Introduction: In hypertensive individuals, lack of adequate reduction in night-time BP is associated with higher cardiovascular risk. Although the underlying causative mechanisms responsible for lack of nocturnal decline in BP have still yet to be completely elucidated, previous studies established that non-dippers are older, obese, and have poorer sleep quality, and autonomic dysfunction. In this study we aimed to investigate whether some potential behavioural and life style factors may also contribute to the lack of nocturnal decline in hypertensive patients.
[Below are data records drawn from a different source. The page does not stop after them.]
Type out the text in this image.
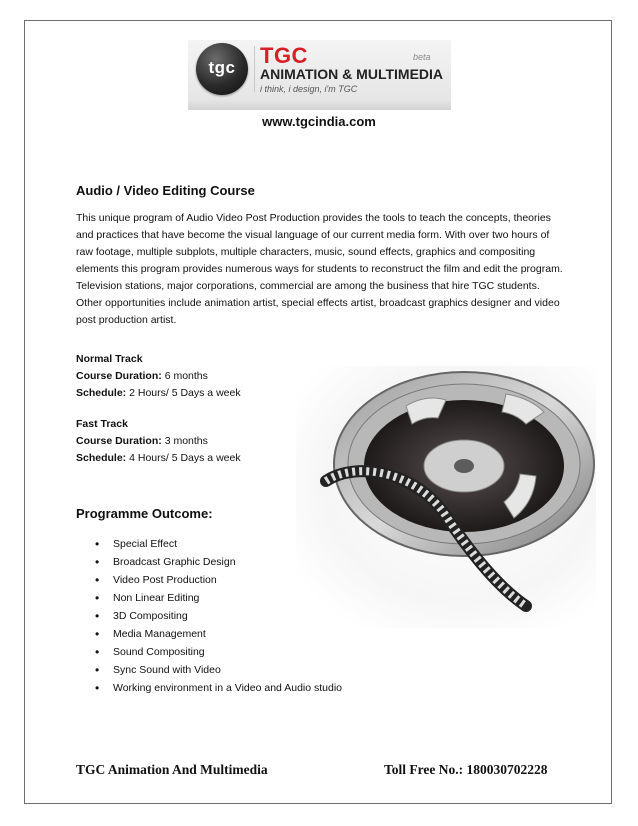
tgc	TGC	beta
ANIMATION & MULTIMEDIA
i think, i design, i'm TGC
www.tgcindia.com
Audio / Video Editing Course
This unique program of Audio Video Post Production provides the tools to teach the concepts, theories and practices that have become the visual language of our current media form. With over two hours of raw footage, multiple subplots, multiple characters, music, sound effects, graphics and compositing elements this program provides numerous ways for students to reconstruct the film and edit the program. Television stations, major corporations, commercial are among the business that hire TGC students. Other opportunities include animation artist, special effects artist, broadcast graphics designer and video post production artist.
Normal Track
Course Duration: 6 months
Schedule: 2 Hours/ 5 Days a week
Fast Track
Course Duration: 3 months
Schedule: 4 Hours/ 5 Days a week
Programme Outcome:
• Special Effect
• Broadcast Graphic Design
• Video Post Production
• Non Linear Editing
• 3D Compositing
• Media Management
• Sound Compositing
• Sync Sound with Video
• Working environment in a Video and Audio studio
TGC Animation And Multimedia	Toll Free No.: 180030702228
Methods: In this cross-sectional study, newly diagnosed or treated hypertensive patients (18–65years old) with a 24 hour ABPM record were asked to fill-in a special questionnaire about their life style characteristics and behavioural factors. Subjects with any known cardiovascular disease, diabetes mellitus, psychological disorder, chronic systemic illness, and OSAS were excluded from the study. Subjects' sleep quality were assessed via the Pittsburgh Sleep Quality Index. Certain eating habits of subjects were evaluated through a special questionnaire assessing 4 main items: 1-Med-diet score, 2- Regular breakfast eating (>5 times in a week), 3-Late night eating (last meal or snack to sleep <2 hours) and 4-Salt restriction (Strict-moderate-no/mild based on self report). Physical activity level of the subjects were assessed via short form of International Physical Activity Questionnaire; and subjects were classified as sedentary (<600 MET-min/week) or active (>600 MET-min/week). Smoking status, active working status, hypertension duration, BMI and routine biochemical tests of the patients were recorded. Patients with non-satisfying questionnaire forms, mean systolic BP >165mmHg and/or diastolic BP >110mmHg, and Cre >1.5 were excluded from the study.
Results: 721 hypertensive subjects were suitable for final analysis. There were 376 non-dipper hypertensives and 345 dipper hypertensives. Comparison of these two groups showed that, non -dipper hypertensives were older (54.6±17.2 vs 51.1±16.7 years, p=0.020), had a longer duration of hypertension (median: 5 years vs 4 years, p=0.031), had higher BMI values (25.5±5.6 vs 23.3±6.7, p=0.019) and a higher percentage of late night eating pattern compared to dippers (24.2% vs 14.2%, p=0.028). Other parameters involved in the analysis were not significantly different between these two groups. In multivariate analysis duration of hypertension (OR: 1.035, 95% CI: 1.002–1.065, p=0.041) and late night eating (OR: 2.81, 95% CI: 1.079 -8.351, p=0.036) were identified as the parameters independently associated with non-dipper hypertension.
Conclusion: This study showed that late night eating may be an important contributing factor in development of non-dipper hypertension. We think that, healthy eating patterns in terms of ideal frequency and timing of the meals should be identified to improve cardiovascular health of the population.